Hi everyone. Today I found a great article in the  that I know many of you will enjoy reading or possibly relate to. The original article can be found here if you’d like to read the article there, or I’ve pasted parts of it here to share it. It’s well worth a read.

Learning how to survey and manage your financial position is perhaps the most important part of running a successful business.

Whatever your background, you will need to know how to collect figures and use them to establish your performance, your problems, and your opportunities for growth.

This guide will help you to manage your profits and losses plus your cashflow and profitability, by carefully preparing balance sheets and realistic budgets.

How do I manage my profits and losses?

You need to compose a profit and loss statement.

This records all the sales, expenses, costs, profits and losses for the previous ‘accounting period’ (commonly one year) , as well as any tax provisions.

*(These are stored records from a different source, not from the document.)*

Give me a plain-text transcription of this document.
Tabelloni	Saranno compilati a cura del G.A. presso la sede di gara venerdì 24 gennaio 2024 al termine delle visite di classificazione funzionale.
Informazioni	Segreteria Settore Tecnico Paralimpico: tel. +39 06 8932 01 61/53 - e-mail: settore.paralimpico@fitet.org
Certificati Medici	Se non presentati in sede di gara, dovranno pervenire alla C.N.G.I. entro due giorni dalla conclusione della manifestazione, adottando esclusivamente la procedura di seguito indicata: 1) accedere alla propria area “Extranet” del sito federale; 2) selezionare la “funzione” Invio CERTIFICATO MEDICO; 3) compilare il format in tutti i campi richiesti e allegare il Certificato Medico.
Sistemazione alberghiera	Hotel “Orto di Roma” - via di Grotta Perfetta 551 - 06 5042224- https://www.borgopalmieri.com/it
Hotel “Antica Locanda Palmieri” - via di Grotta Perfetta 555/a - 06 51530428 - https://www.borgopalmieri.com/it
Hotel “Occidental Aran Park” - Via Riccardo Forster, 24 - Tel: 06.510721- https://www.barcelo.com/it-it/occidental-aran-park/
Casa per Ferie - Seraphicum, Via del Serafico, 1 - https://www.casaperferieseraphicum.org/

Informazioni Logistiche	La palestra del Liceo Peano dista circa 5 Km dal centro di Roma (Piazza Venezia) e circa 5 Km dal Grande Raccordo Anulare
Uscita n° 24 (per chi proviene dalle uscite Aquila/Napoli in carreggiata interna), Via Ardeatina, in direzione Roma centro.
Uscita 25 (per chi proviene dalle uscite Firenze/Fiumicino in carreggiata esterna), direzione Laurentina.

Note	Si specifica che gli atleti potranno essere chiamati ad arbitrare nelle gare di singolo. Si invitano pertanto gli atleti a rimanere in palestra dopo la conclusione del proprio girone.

It gives you a picture of your trading performance, and allows you to identify any growth or problem areas.

Take the following steps and record as follows:

  1. Turnover, not including VAT.
  2. Direct costs. These are costs that rise in line with volume of sales (e.g. raw materials, etc).
  3. Gross profit. I.e. turnover minus direct costs/cost of sales.
  4. Indirect costs. I.e. Overheads – rent, salaries, depreciation of fixed assets, etc.
  5. Operating profit. Or PBIT – your profit prior to tax and interest, including any income or costs not related to your operations (e.g. money made when selling off an asset, etc). If you have a long term contract, decide how much from it to include in that years contract.
  6. Net interest payable. E.g. interest payable on bank loans, etc.
  7. Profit before tax. Take away interest charges from PBIT to reach this figure.
  8. Tax payable.
  9. Net profit.

Remember, regardless of whether they are invoices or not, record sales and purchases. Similarly, record prepayments and accruals in the relevant period. For example, any rent paid in advance, or payable interest, should be added later. Finally, spread out the costs of fixed assets. Instead of charging the full cost upon purchase, add a ‘depreciation’ charge in every period over the asset’s lifetime. You will need to work out yourself the likely rate of depreciation.

What is a balance sheet?

A balance sheet is a summary of your assets and liabilities – the value of what you own, and the price of what you owe.

Creating one gives you an idea of what position your business is in at the end of an accounting period.